Chega por hoje. Vou tirar um cochilo durante o trajeto até o centro. Como meu espelho-TV me disse... a cidade está um caos. Além dos engarrafamentos, alguns protestos ocorrem na região metropolitana. Há vinte anos, quando aconteceu o que hoje conhecemos como Revolta Verde, várias empresas foram intimadas a “limpar” seus processos de produção. Foi criada a tal Organização Internacional para Preservação do Meio Ambiente (OIPMA), que passou a ser órgão regulatório e fiscalizador com jurisdição mundial no que diz respeito às questões ecológicas.
Nós, os industriais, chamamos a OIPMA de “Polícia Verde”.
Meu nome é _________________, e estou indo ao centro para a primeira sessão do meu julgamento. Sou dono da ____________________________ e fui processado por desrespeito às normas ambientais. Despeço-me, pois vou dormir. Acabei de entrar em um táxi autômato, e vou encarar um engarrafamento pela frente. Durante a crise global de 2009, várias montadoras de carro fecharam suas portas. O que restou foi um sistema de transporte público eficiente e cotas de direito de uso de táxis autômatos privados. As pessoas não têm mais o direito de possuir carros. O principal meio de transporte é a bicicleta.

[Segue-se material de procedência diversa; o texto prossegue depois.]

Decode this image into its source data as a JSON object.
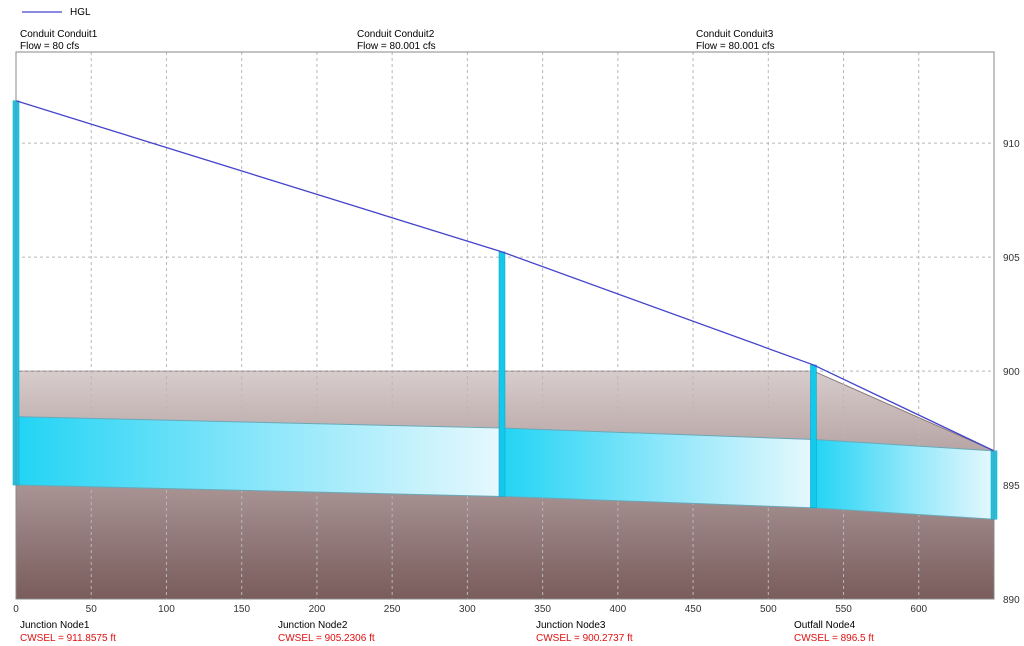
{
  "legend": {
    "label": "HGL",
    "color": "#4444cc"
  },
  "conduits": [
    {
      "name": "Conduit Conduit1",
      "flow": "Flow = 80 cfs"
    },
    {
      "name": "Conduit Conduit2",
      "flow": "Flow = 80.001 cfs"
    },
    {
      "name": "Conduit Conduit3",
      "flow": "Flow = 80.001 cfs"
    }
  ],
  "nodes": [
    {
      "name": "Junction Node1",
      "cwsel": "CWSEL = 911.8575 ft"
    },
    {
      "name": "Junction Node2",
      "cwsel": "CWSEL = 905.2306 ft"
    },
    {
      "name": "Junction Node3",
      "cwsel": "CWSEL = 900.2737 ft"
    },
    {
      "name": "Outfall Node4",
      "cwsel": "CWSEL = 896.5 ft"
    }
  ],
  "chart_data": {
    "type": "line",
    "x_ticks": [
      0,
      50,
      100,
      150,
      200,
      250,
      300,
      350,
      400,
      450,
      500,
      550,
      600
    ],
    "y_ticks": [
      890,
      895,
      900,
      905,
      910
    ],
    "xlim": [
      0,
      650
    ],
    "ylim": [
      890,
      914
    ],
    "grid": true,
    "legend_position": "top-left",
    "colors": {
      "hgl": "#4444cc",
      "pipe": "#22d4f4",
      "manhole": "#14c8ec",
      "ground_top": "#d8cccc",
      "ground_bottom": "#7a5c5c"
    },
    "hgl": {
      "x": [
        0,
        323,
        530,
        654
      ],
      "y": [
        911.86,
        905.23,
        900.27,
        896.5
      ]
    },
    "ground_surface": {
      "x": [
        0,
        323,
        530,
        654
      ],
      "y": [
        900,
        900,
        900,
        896.5
      ]
    },
    "nodes_x": [
      0,
      323,
      530,
      654
    ],
    "node_rims": [
      911.86,
      905.23,
      900.27,
      896.5
    ],
    "node_inverts": [
      895,
      894.5,
      894,
      893.5
    ],
    "pipe_crowns": [
      898,
      897.5,
      897,
      896.5
    ],
    "pipe_inverts": [
      895,
      894.5,
      894,
      893.5
    ]
  }
}
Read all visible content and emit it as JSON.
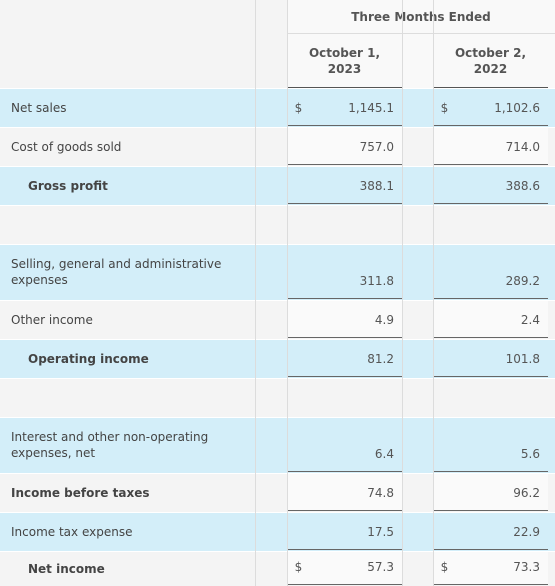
{
  "header": {
    "title": "Three Months Ended",
    "columns": [
      {
        "date": "October 1,",
        "year": "2023"
      },
      {
        "date": "October 2,",
        "year": "2022"
      }
    ]
  },
  "rows": [
    {
      "label": "Net sales",
      "highlight": true,
      "currency": [
        "$",
        "$"
      ],
      "values": [
        "1,145.1",
        "1,102.6"
      ]
    },
    {
      "label": "Cost of goods sold",
      "values": [
        "757.0",
        "714.0"
      ]
    },
    {
      "label": "Gross profit",
      "highlight": true,
      "subtotal": true,
      "values": [
        "388.1",
        "388.6"
      ]
    },
    {
      "spacer": true
    },
    {
      "label": "Selling, general and administrative expenses",
      "highlight": true,
      "values": [
        "311.8",
        "289.2"
      ]
    },
    {
      "label": "Other income",
      "values": [
        "4.9",
        "2.4"
      ]
    },
    {
      "label": "Operating income",
      "highlight": true,
      "subtotal": true,
      "values": [
        "81.2",
        "101.8"
      ]
    },
    {
      "spacer": true
    },
    {
      "label": "Interest and other non-operating expenses, net",
      "highlight": true,
      "values": [
        "6.4",
        "5.6"
      ]
    },
    {
      "label": "Income before taxes",
      "bold": true,
      "values": [
        "74.8",
        "96.2"
      ]
    },
    {
      "label": "Income tax expense",
      "highlight": true,
      "values": [
        "17.5",
        "22.9"
      ]
    },
    {
      "label": "Net income",
      "subtotal": true,
      "currency": [
        "$",
        "$"
      ],
      "values": [
        "57.3",
        "73.3"
      ]
    }
  ]
}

Minha empresa está sendo processada pois produzia alimentos. Mas utilizávamos um fertilizante químico não autorizado a fim de melhorar nossa safra em algumas plantações.
As pessoas estão excessivamente conscientes. Os protestos são relacionados aos processos utilizados por minha empresa. Querem me comer vivo. E é por isso, que muito inteligentemente, meu advogado me recomendou, há dez anos, a adotar um modo de vida sustentável. E é essa a base de minha defesa. Eu não sabia.
Sem mais demora despeço-me definitivamente. Vou tirar um cochilo, afinal, sonhos são menos inquisitórios que a consciência. São menos inquisitórios que os sentidos.